Tüm savaş ortamında en çok kadınların mağdur edildiğini vurgulayan Keleşo, “Suriye’de Alevi kadınlara yaşatılan; Alevi kimliğinin ve Alevi inancının inkârıdır. Alevilerin mal ve mülklerinin talan edilmesidir. Yeni yobaz Suriye yönetiminin, yetmiş iki millete aynı nazardan bakan Alevilere tahammülü yok. Özgür, güçlü kadınlara ise hiç tahammülü yok! Alevi inancına, varlığına ve kadınlara yönelik bu organize yok ediş; yalnızca bir inancı değil, yüzyıllardır bu topraklarda yaşamış bir halkın belleğini, kültürünü ve kutsallarını da yok etmeye yöneliktir. Kadınlar kaçırılmakta, tecavüze uğramakta, işkenceyle öldürülmekte, bedenleri paramparça edilmektedir. Üstelik nasıl bir zulüm yaşadıklarını bilmiyoruz. Evlerinde diri diri yakılan hamile kadınlardan, doğmamış bebeklere uzanan bu zulüm zinciri; Maraş’ta, Dersim’de, Sivas’ta tanık olduğumuz vahşetin devamıdır” dedi.

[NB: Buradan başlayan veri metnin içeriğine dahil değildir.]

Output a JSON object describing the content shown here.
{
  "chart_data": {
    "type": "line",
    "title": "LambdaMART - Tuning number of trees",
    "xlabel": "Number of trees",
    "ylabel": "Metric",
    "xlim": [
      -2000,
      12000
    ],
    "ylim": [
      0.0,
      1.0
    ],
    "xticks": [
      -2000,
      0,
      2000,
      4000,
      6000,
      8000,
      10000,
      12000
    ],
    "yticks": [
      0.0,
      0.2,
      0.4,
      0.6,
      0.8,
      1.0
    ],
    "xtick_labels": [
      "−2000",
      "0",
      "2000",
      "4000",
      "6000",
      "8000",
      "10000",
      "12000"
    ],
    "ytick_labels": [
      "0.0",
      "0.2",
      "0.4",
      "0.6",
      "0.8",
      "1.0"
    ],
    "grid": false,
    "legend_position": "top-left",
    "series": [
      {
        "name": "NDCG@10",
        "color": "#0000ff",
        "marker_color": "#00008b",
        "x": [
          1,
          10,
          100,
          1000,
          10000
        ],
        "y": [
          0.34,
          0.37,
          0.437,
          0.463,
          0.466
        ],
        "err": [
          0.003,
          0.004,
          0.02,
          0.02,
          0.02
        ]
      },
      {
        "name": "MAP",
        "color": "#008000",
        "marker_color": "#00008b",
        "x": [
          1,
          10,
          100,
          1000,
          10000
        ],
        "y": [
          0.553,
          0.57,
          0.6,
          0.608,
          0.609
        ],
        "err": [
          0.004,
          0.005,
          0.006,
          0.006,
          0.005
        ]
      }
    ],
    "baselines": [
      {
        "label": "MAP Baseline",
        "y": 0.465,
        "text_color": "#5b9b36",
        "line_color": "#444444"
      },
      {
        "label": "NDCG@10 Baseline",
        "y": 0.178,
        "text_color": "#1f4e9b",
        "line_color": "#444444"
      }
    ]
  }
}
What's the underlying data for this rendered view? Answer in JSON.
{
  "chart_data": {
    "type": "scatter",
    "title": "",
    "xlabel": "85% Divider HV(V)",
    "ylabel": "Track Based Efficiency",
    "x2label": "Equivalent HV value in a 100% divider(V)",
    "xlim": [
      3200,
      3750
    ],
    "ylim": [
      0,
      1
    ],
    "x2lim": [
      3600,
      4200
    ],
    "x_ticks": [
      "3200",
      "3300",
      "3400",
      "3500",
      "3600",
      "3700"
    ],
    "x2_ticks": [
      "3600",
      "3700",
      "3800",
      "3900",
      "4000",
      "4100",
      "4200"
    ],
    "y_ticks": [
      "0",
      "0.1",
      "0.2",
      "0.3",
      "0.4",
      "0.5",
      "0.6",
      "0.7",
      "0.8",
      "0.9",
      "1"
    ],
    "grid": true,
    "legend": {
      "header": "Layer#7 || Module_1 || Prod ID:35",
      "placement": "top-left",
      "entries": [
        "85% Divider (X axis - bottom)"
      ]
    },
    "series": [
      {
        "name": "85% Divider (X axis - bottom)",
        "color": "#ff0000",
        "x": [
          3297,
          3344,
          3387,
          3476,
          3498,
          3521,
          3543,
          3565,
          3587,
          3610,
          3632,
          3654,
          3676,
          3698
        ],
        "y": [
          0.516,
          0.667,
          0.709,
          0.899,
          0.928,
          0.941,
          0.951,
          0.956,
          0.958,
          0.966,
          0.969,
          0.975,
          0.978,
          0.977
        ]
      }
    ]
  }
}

Keleşo, uluslararası insani kurumların, devletlerin suskun kalmasını eleştirerek, “Mevcut AKP-MHP eril zihniyeti, Colani’yi en üst düzey protokolle ağırladı. Bizim nazarımızda bu katliamın açık ortaklarıdır. Bu zulüm sadece Suriye’deki Alevi kadınlarla sınırlı değildir; Êzidî, Süryani, Hristiyan, Kürt ve Ermeni kadınlar da aynı zulmü yaşamaktadır” sözlerini kullandı. Hayatı çalınan ve katledilen tüm kadınlar için isyanda olduklarını söyleyen Keleşo, şu ifadeleri kullandı:
Suriye’de tüm halkların ve inançların eşitliğini ve özgürlüğünü esas alan demokratik bir anayasal düzenden başka çıkar yol yoktur. Birleşmiş Milletler’i ve uluslararası insan hakları örgütlerini Ortadoğu’da yaşanan bu katliama ‘dur’ demeye çağırıyoruz.
Suriyeli Alevilerin korunması ve yardımların bölgeye ulaşması için insani yardım koridoru açılmalıdır.
Tekrarlıyoruz; Ortadoğu’daki diğer çatışmalarda anında insani yardım koridoru açmakla övünen siyasi iktidar, bir an önce Aleviler için de aynı şeyi yapmalıdır! Siz sadece koridoru açın, biz kardeşlerimize gerekli her türlü yardımı ulaştırmaya hazırız. Bugün Suriye’de yakılan ateş söndürülmezse, o ateş yarın hepimizin yurduna düşecektir. Bunun farkındayız.